The Society have been providing Saudi students with facilities to hold English exams for their children.
The Australian Islamic International College was also recognized for the help they have provided to the students of the past years.
CCN's Madame Mumbai on Asha in Australia
Asha Bhosle performed at the Sydney Opera House on the past two nights with the American Kronos string quartet.
Singing songs of her late songwriter husband R.D. Burman, Ms Bhosle broke the stereotype of playback singers of her ilk by coming across on stage as a vibrant, entertaining and engaging personality, with a youthful voice and movement that belied her 75 years.
She drew gasps of delight as she walked onto the stage resplendent in her fashion statement of white saree with sparkling embroidery, pearls around her neck and diamonds.
However, the mostly Indian audience who came along hoping for the razzle and dazzle of a Bollywood extravaganza would have been sorely disappointed to find the eclectic sounds of the American Kronos Quartet (with David Harrington and John Sherba on violins, Hank Datt on viola and Jeffrey Zeigler on cello) dominating the first half of the evening's entertainment with classical compositions from Iraq, Iran and Argentina.
Also backing Ms Bhosle were Ms. Wu Man on pipa and Nitin Shankar on tabla.
The next and final performance is on March 16 at the Arts Centre in Melbourne.
The CCN Chuckle
One night 4 MBA students were having fun till late night and didn't study for the test which was scheduled for the next day. In the morning they thought of a plan. They made themselves look as dirty and weird as they could with grease and dirt.

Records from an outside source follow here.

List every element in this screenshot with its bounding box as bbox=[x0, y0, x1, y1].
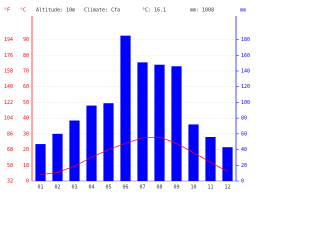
precipitation-bar bbox=[222, 147, 233, 181]
fahrenheit-tick-label: 122 bbox=[4, 100, 13, 106]
chart: °F °C Altitude: 10m Climate: Cfa °C: 16.… bbox=[3, 7, 251, 191]
altitude: Altitude: 10m bbox=[36, 8, 75, 14]
fahrenheit-tick-label: 104 bbox=[4, 116, 13, 122]
y-tick-label: 30 bbox=[23, 131, 29, 137]
x-tick-label: 03 bbox=[71, 185, 77, 191]
y2-tick-label: 20 bbox=[241, 163, 247, 169]
page: {"chart_data":{"type":"climate", "header… bbox=[3, 7, 251, 191]
x-tick-label: 01 bbox=[37, 185, 43, 191]
fahrenheit-tick-label: 50 bbox=[7, 163, 13, 169]
y-tick-label: 50 bbox=[23, 100, 29, 106]
x-tick-label: 06 bbox=[122, 185, 128, 191]
y2-tick-label: 120 bbox=[241, 84, 250, 90]
mean-temperature: °C: 16.1 bbox=[142, 8, 166, 14]
celsius-unit: °C bbox=[20, 8, 26, 14]
y-tick-label: 60 bbox=[23, 84, 29, 90]
precipitation-bar bbox=[154, 64, 165, 181]
precipitation-unit: mm bbox=[240, 8, 246, 14]
precipitation-bar bbox=[52, 133, 63, 181]
precipitation-bar bbox=[137, 62, 148, 181]
precipitation-bar bbox=[103, 103, 114, 181]
y2-tick-label: 140 bbox=[241, 69, 250, 75]
y-tick-label: 70 bbox=[23, 69, 29, 75]
fahrenheit-tick-label: 32 bbox=[7, 179, 13, 185]
x-tick-label: 09 bbox=[173, 185, 179, 191]
x-tick-label: 12 bbox=[224, 185, 230, 191]
y2-tick-label: 80 bbox=[241, 116, 247, 122]
x-tick-label: 05 bbox=[105, 185, 111, 191]
annual-precipitation: mm: 1008 bbox=[190, 8, 214, 14]
y-tick-label: 90 bbox=[23, 37, 29, 43]
x-tick-label: 11 bbox=[207, 185, 213, 191]
x-tick-label: 10 bbox=[190, 185, 196, 191]
fahrenheit-tick-label: 68 bbox=[7, 147, 13, 153]
y2-tick-label: 60 bbox=[241, 131, 247, 137]
fahrenheit-tick-label: 158 bbox=[4, 69, 13, 75]
y2-tick-label: 100 bbox=[241, 100, 250, 106]
y-tick-label: 10 bbox=[23, 163, 29, 169]
y2-tick-label: 180 bbox=[241, 37, 250, 43]
x-tick-label: 07 bbox=[139, 185, 145, 191]
precipitation-bar bbox=[35, 144, 46, 181]
y-tick-label: 80 bbox=[23, 53, 29, 59]
precipitation-bar bbox=[171, 66, 182, 181]
precipitation-bar bbox=[69, 120, 80, 181]
x-tick-label: 08 bbox=[156, 185, 162, 191]
y2-tick-label: 40 bbox=[241, 147, 247, 153]
fahrenheit-tick-label: 86 bbox=[7, 131, 13, 137]
climate: Climate: Cfa bbox=[84, 8, 120, 14]
y2-tick-label: 0 bbox=[241, 179, 244, 185]
y-tick-label: 20 bbox=[23, 147, 29, 153]
fahrenheit-tick-label: 176 bbox=[4, 53, 13, 59]
y-tick-label: 0 bbox=[26, 179, 29, 185]
fahrenheit-unit: °F bbox=[4, 8, 10, 14]
y2-tick-label: 160 bbox=[241, 53, 250, 59]
temperature-line bbox=[40, 136, 228, 176]
x-tick-label: 04 bbox=[88, 185, 94, 191]
y-tick-label: 40 bbox=[23, 116, 29, 122]
fahrenheit-tick-label: 194 bbox=[4, 37, 13, 43]
fahrenheit-tick-label: 140 bbox=[4, 84, 13, 90]
x-tick-label: 02 bbox=[54, 185, 60, 191]
precipitation-bar bbox=[120, 35, 131, 182]
precipitation-bar bbox=[86, 105, 97, 181]
precipitation-bar bbox=[205, 137, 216, 181]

They then went up to the Dean and said that they had gone out to a wedding last night and on their return the tyre of their car burst and they had to push the car all the way back and that they were in no condition to appear for the test.
The dean was a just person so he said that you can have the re-test after 3 days. They said they will be ready by that time. On the third day they appeared before the dean. The dean said that this was a special condition that all four were required to sit in separate classrooms for the test. They all agreed as they had prepared well in the last three days.
The test consisted of 2 questions with total of 100 marks.
q. 1. Write down your name ----- (2 marks)
q. 2. which tyre burst ------- (98 marks)
Thank you for publishing my email. The response I have had has been overwhelming. Not just the replies but the responses that have come from the heart. I have had offers of free copies of the Holy Qur’an and copies attached to the email, along with offers of guidance both by email and phone.
I also did get a reference to the copy I have enquired about.
Perhaps the one email that moved me the most was from someone who despite his struggle with the English language, made an incredible offer to me.
Once again thank you.
To the team at CCN,
I wanted to send a heart-felt THANK YOU to each and every one of you. I sent my details in a few weeks ago and it was posted on your website this week. I've had a few enquiries as a result and hopefully I can help these ladies see the benefits of keeping FIT!!!
It's not all about looking good ladies; it's about feeling great...
I love working with the group of ladies at Kuraby - not only are they enthusiastic, they motivate each other, which makes our workout sessions so much more enjoyable. I've noticed great improvements in their strength and flexibility - and it only gets better from here ladies!
Like I say to them: "do your best - inspire the rest"!!!